The invention relates to a photo style migration method based on style corpus constraint, which comprises the following steps: acquiring a data set required by a student network for training, selecting a teacher network and the student network, acquiring generated photos of the teacher network and the student network, constructing a style corpus, designing a multi-level anti-distillation strategy based on the constraint of the style corpus, training and optimizing the student network to carry out photo style migration, and acquiring stylized photos. The method provided by the invention can effectively relieve the problems of image distortion, unreal and the like after stylization caused by mutual interference of the style information and the content information of the single photo, and remarkably improves the style migration efficiency of the photo.

Description

Photo style migration method based on style corpus constraint
Technical Field
The invention relates to the field of grid migration in image processing, in particular to a method for representing and migrating single-piece image style information in photo style migration.
Background
Style migration is the main research content of non-realistic drawing in computer graphics, and the drawing styles of different artistic forms are modeled through algorithms, so that the expression form of visual information in an image is enhanced. The research on the artistic stylization of the image can enrich the theoretical contents of computer graphics, image processing and the like, and can deepen and expand the application field of the image. Photo style migration and art style migration are two main tasks of style migration, and compared with art style migration, photo style migration not only needs to migrate style information of an art photo to a content photo, but also requires a stylized image to be the same as a photo taken by a camera.
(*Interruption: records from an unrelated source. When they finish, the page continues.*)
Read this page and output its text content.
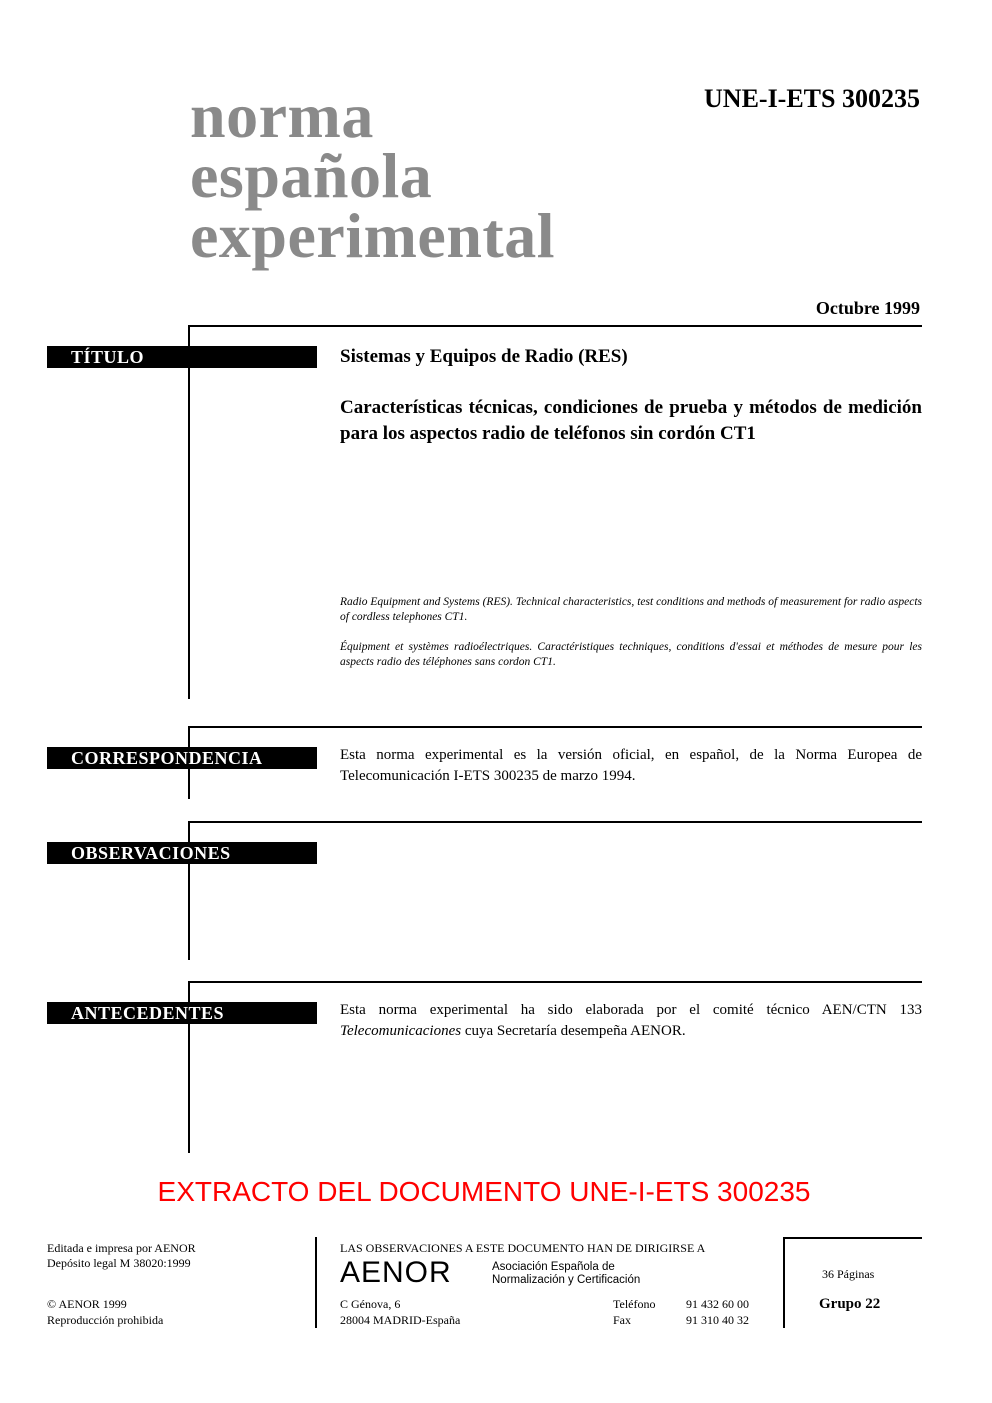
norma
española
experimental
UNE-I-ETS 300235
Octubre 1999
TÍTULO	Sistemas y Equipos de Radio (RES)
Características técnicas, condiciones de prueba y métodos de medición para los aspectos radio de teléfonos sin cordón CT1
Radio Equipment and Systems (RES). Technical characteristics, test conditions and methods of measurement for radio aspects of cordless telephones CT1.
Équipment et systèmes radioélectriques. Caractéristiques techniques, conditions d'essai et méthodes de mesure pour les aspects radio des téléphones sans cordon CT1.
CORRESPONDENCIA	Esta norma experimental es la versión oficial, en español, de la Norma Europea de Telecomunicación I-ETS 300235 de marzo 1994.
OBSERVACIONES
ANTECEDENTES	Esta norma experimental ha sido elaborada por el comité técnico AEN/CTN 133 Telecomunicaciones cuya Secretaría desempeña AENOR.
EXTRACTO DEL DOCUMENTO UNE-I-ETS 300235
Editada e impresa por AENOR
Depósito legal M 38020:1999
© AENOR 1999
Reproducción prohibida
LAS OBSERVACIONES A ESTE DOCUMENTO HAN DE DIRIGIRSE A
AENOR	Asociación Española de
Normalización y Certificación
C Génova, 6
28004 MADRID-España
Teléfono	91 432 60 00
Fax	91 310 40 32
36 Páginas
Grupo 22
The existing photo style migration method mainly adopts statistical methods such as a gram matrix [1] and a covariance matrix [2] [4] to model style information of a single artistic photo, and uses a loss function and complex feature transformation based on the gram matrix to conduct style rendering. Because the style information and the content information are mutually wound in a single image, the style information cannot be clearly and accurately modeled by a mathematical formula alone, so that the content information and the style information are mutually influenced in the style migration, the problem that the stylized image has structure distortion, inconsistent style of the same semantic space and blurred image exists, and the application requirement of the style migration of the photo is not met. In order to solve the problem of image quality degradation caused by the failure to accurately model style information, the conventional method needs to introduce complex color space constraint [1], additional post-processing [2] [3] and complex feature transformation operation [4], so that the migration speed of the style of the photo is slow, and the practical application is severely restricted. Therefore, there is a need to study photo style migration methods that have better migration effects and are more efficient.
Reference is made to:
1.F.Lua,S.Paris,E.Shechtman,and K.Bala,“Deep photo styletransfer,”in Proceedings of the IEEE Conference on Computer Visionand Pattern Recognition,2017,pp.4990–4998.
2.Y.Li,M.-Y.Liu,X.Li,M.-H.Yang,and J.Kautz,“A closed-formsolution to photorealistic image stylization,”in Proceedings of theEuropean Conference on ComputerVision(ECCV),2018,pp.453–468.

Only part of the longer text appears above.